Why is the Barycenter operation in Hadamard spaces Lipschitz continuous?

Here is a proof in the setting of complete simply connected Riemannian manifolds of nonpositive sectional curvature. The case of general CAT(0) spaces should be similar, but there are some technical details which make the discussion less pleasant in that case: One needs to smooth out convex functions of one variable (which can be done via convolution with standard mollifiers), one also has to address the issue that geodesics in general CAT(0) spaces are not extendible as well as discuss the 1-st and 2nd variation formulae for the lengths of geodesics in terms of Alexandrov angles (instead of Riemannian ones). Since the solution is already much longer than I would have liked, I will not pursue the general CAT(0) case.

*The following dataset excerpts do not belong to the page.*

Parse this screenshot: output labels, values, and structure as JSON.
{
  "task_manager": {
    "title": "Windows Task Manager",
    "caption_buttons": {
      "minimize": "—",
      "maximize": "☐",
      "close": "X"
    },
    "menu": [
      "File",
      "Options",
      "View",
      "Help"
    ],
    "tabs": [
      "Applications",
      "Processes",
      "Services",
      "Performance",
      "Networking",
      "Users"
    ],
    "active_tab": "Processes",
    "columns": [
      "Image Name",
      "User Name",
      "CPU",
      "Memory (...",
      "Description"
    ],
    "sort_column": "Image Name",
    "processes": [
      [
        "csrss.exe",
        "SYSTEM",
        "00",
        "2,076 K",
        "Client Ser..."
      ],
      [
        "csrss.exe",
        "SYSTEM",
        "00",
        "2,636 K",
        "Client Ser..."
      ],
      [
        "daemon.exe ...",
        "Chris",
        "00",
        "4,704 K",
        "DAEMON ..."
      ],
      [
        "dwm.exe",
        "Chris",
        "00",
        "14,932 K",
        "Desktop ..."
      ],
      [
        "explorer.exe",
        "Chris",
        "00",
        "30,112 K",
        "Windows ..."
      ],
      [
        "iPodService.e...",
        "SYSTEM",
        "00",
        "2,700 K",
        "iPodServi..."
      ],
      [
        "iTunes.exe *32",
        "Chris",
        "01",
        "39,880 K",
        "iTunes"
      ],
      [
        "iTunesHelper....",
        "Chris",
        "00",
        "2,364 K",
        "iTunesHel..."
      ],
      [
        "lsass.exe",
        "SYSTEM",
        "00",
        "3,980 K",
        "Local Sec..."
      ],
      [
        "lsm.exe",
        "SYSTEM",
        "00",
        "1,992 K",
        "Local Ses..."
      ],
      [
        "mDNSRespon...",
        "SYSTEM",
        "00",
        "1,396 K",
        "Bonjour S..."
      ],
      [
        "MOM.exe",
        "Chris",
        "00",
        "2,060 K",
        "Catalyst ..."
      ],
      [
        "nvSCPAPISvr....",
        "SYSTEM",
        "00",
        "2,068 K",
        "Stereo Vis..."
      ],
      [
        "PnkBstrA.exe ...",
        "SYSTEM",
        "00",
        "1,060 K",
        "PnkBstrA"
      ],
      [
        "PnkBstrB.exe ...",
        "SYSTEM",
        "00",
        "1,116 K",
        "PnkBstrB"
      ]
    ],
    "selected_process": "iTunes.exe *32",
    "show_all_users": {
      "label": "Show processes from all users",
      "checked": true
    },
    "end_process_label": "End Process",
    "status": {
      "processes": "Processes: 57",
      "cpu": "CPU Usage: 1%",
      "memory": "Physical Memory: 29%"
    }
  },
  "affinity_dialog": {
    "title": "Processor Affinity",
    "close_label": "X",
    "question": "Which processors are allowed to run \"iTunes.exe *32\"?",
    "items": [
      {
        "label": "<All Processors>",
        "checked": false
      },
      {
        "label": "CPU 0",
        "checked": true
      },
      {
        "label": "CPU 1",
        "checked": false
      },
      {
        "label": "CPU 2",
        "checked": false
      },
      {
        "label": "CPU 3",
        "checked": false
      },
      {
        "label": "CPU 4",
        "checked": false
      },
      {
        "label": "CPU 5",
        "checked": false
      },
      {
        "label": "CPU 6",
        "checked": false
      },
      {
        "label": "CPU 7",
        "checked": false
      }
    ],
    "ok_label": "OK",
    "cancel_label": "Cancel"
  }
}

Another remark is that the same proof with very minor modifications goes through if one puts some fixed probability measures on the finite sets in question and considers barycenters of these measures.

Thus, let $M$ be a Riemannian manifold as above, $P=(p_1,...,p_n)$, $Q=(q_1,...q_n)$. Let $b_P, b_Q$ denote their respective barycenters. The first thing to note is that if we rescale the metric on $M$, the locations of the barycenters do not change and the nonpositive curvature condition is also retained. Furthermore, the Lipschitz constant of the barycenter map will not change. Therefore, after rescaling, we can (and will) assume that $$ \max_{i\ne j} d(p_i, p_j)= d(p_1, p_2)=1. $$ The barycenter $b_P$ of $P$ lies in the convex hull of $P$ (which has diameter $1$), hence, its distance to all the points $p_i$ is at most $1$. Since the Lipschitz property is a local condition, it suffices to consider the case when $$ \max_{i} d(p_i,q_i) $$ is small, say, $\le \frac{1}{10}$. Define convex functions $\Phi_i(x):= d(p_i, x)$, $\Psi_i(x)= d(q_i,x)$, $i=1,...,n$ on $M$ and $$ F(x)= \sum_i \Phi^2_i(x), G(x)= \sum_i \Psi^2_i(x). $$ We consider the following interpolation between the functions $F$ and $G$: $$ H(x,t)= \sum_i ( (1-t) \Phi_i + t \Psi_i)^2. $$

Note. When I first tried to use the convex interpolation between $F$ and $G$, the argument did not work.

Consider the complete geodesic $\gamma$ in $M$ passing through the barycenters of $P$ and $Q$ respectively and restrict $\Phi_i$'s, $\Psi_i$'s and $H$ to this geodesic. The restriction of $H(\cdot, t)$ is proper strictly convex function which I will denote $h(s,t)$. For each $t$ let $s_t$ denote the point of unique minimum of $h(s,t)$ on ${\mathbb R}$; then $\gamma(s_0)$ and $\gamma(s_1)$ are the barycenters of $F$ and $G$ respectively. Let $s_0$ and $s_1\in {\mathbb R}$ be such that $\gamma(s_0)=b_P$, $\gamma(s_1)=b_Q$.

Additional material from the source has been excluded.